A postcard for the film gives a glimpse of the motorcycle-riding knights. (Click to view larger.)

Still pictures, reviews, and the viewable parts of the film give us some idea of what the movie is like. Perhaps the most intriguing --and amusing-- aspect of the silent film version of the story is that it’s updated to the 1920s. The main character of the original book impresses the people of the Middle Ages with things like gunpowder and a lightning rod, while Martin Cavendish introduces them to the Jazz Age. Movie stills in a French photo-novelization of the film depict armored knights with hip-flasks of bootleg booze riding around on motorcycles. The Photoplay review suggests that the film was full of contemporary slang, not to mention references to Tin Lizzies and the Volstead Act.
Harry Myers with Chaplin in City Lights.

Harry Myers starred in the lead role, and was no doubt suited to the comedic aspects of the film. Ten years later, he’d be Chaplin’s co-star in City Lights, as the drunken millionaire who spends a night on the town with the Tramp. The romantic lead was Pauline Starke, who worked her way up from being an extra in D. W. Griffith’s Intolerance.
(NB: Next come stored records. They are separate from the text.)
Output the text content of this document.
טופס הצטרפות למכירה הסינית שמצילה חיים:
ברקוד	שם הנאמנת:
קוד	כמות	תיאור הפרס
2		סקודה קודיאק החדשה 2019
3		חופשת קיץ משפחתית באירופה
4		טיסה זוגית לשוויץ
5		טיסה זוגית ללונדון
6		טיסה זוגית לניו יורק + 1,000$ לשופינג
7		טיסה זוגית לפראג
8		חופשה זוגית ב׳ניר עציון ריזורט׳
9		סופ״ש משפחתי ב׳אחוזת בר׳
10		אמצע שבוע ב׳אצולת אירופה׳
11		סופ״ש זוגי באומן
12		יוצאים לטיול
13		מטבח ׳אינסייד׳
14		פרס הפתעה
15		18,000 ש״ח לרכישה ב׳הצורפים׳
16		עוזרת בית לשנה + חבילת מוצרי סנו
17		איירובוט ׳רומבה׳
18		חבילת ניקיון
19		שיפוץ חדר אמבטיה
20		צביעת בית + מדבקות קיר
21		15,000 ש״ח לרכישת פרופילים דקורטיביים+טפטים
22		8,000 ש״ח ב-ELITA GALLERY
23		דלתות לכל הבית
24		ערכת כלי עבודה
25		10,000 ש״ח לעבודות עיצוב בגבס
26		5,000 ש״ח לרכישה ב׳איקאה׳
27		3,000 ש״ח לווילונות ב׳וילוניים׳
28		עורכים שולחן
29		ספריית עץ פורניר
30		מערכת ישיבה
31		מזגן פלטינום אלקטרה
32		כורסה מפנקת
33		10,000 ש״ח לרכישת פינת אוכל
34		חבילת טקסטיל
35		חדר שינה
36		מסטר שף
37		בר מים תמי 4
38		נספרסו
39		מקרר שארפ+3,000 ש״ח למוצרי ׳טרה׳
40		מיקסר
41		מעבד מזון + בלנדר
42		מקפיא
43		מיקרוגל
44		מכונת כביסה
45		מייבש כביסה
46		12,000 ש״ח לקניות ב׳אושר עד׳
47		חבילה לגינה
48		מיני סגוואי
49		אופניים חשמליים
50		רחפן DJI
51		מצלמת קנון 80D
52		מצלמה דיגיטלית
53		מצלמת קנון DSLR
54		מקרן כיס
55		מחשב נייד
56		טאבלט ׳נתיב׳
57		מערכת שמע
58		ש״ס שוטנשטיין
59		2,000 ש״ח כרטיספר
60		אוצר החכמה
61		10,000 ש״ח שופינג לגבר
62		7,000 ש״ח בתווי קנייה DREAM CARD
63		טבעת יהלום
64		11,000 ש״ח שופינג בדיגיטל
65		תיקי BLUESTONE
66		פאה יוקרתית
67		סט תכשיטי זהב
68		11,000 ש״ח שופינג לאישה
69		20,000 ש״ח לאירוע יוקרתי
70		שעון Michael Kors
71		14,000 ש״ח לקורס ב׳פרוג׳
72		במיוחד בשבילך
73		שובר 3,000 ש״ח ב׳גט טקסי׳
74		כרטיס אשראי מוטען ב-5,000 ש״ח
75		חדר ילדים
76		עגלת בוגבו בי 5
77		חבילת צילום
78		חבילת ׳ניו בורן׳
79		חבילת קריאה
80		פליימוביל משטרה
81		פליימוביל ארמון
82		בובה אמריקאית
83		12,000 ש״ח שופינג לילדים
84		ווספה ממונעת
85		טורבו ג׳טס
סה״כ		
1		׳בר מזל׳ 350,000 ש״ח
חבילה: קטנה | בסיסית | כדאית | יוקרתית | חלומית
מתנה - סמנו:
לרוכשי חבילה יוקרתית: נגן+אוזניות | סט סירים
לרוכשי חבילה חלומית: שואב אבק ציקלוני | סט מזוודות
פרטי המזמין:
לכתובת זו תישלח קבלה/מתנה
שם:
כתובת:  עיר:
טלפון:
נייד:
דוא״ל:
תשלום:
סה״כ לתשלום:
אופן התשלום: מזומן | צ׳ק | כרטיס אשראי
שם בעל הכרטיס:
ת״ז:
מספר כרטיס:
Starke starred in a another partially-lost film based on a famous book, 1924’s Dante’s Inferno, in which she and other actresses appeared fully nude. (Before the Hays Code of 1930, film producers pushed all limits. Unfortunately for anyone with prurient or even academic interests, a low percentage of the racier films have survived.)
Pauline Starke in a promo pose, and on the cover of a movie mag in 1927.

Wikipedia suggests that A Connecticut Yankee in King Arthur’s Court is the first time travel film, but I’d have to disagree. Because the story takes place in a dream, no one has actually traveled in time. Even if you allow that the events in the film are time travel, then you’d have to agree that the supernaturally-inspired trips to the past in A Christmas Carol are as well, and that story had at least six film adaptations prior to 1921.

Unless you can get the MoMA to arrange a screening for you of the existing three reels, the silent version of Connecticut Yankee will probably elude you. We’ll have to make do with film posters and reports from those who either saw the film in the ‘20s or have seen the extant reels. Ironically, though Mark Twain died eleven years before the film was made, we have existing footage of Twain himself, shot by Thomas Edison at the author’s home in Connecticut. The fact that a movie is gone despite being made years later (and widely distributed and shown across the world) shows the astounding randomness of film survival. If I could time travel, perhaps I’d spend my time in the past ensuring that old films were archived safely.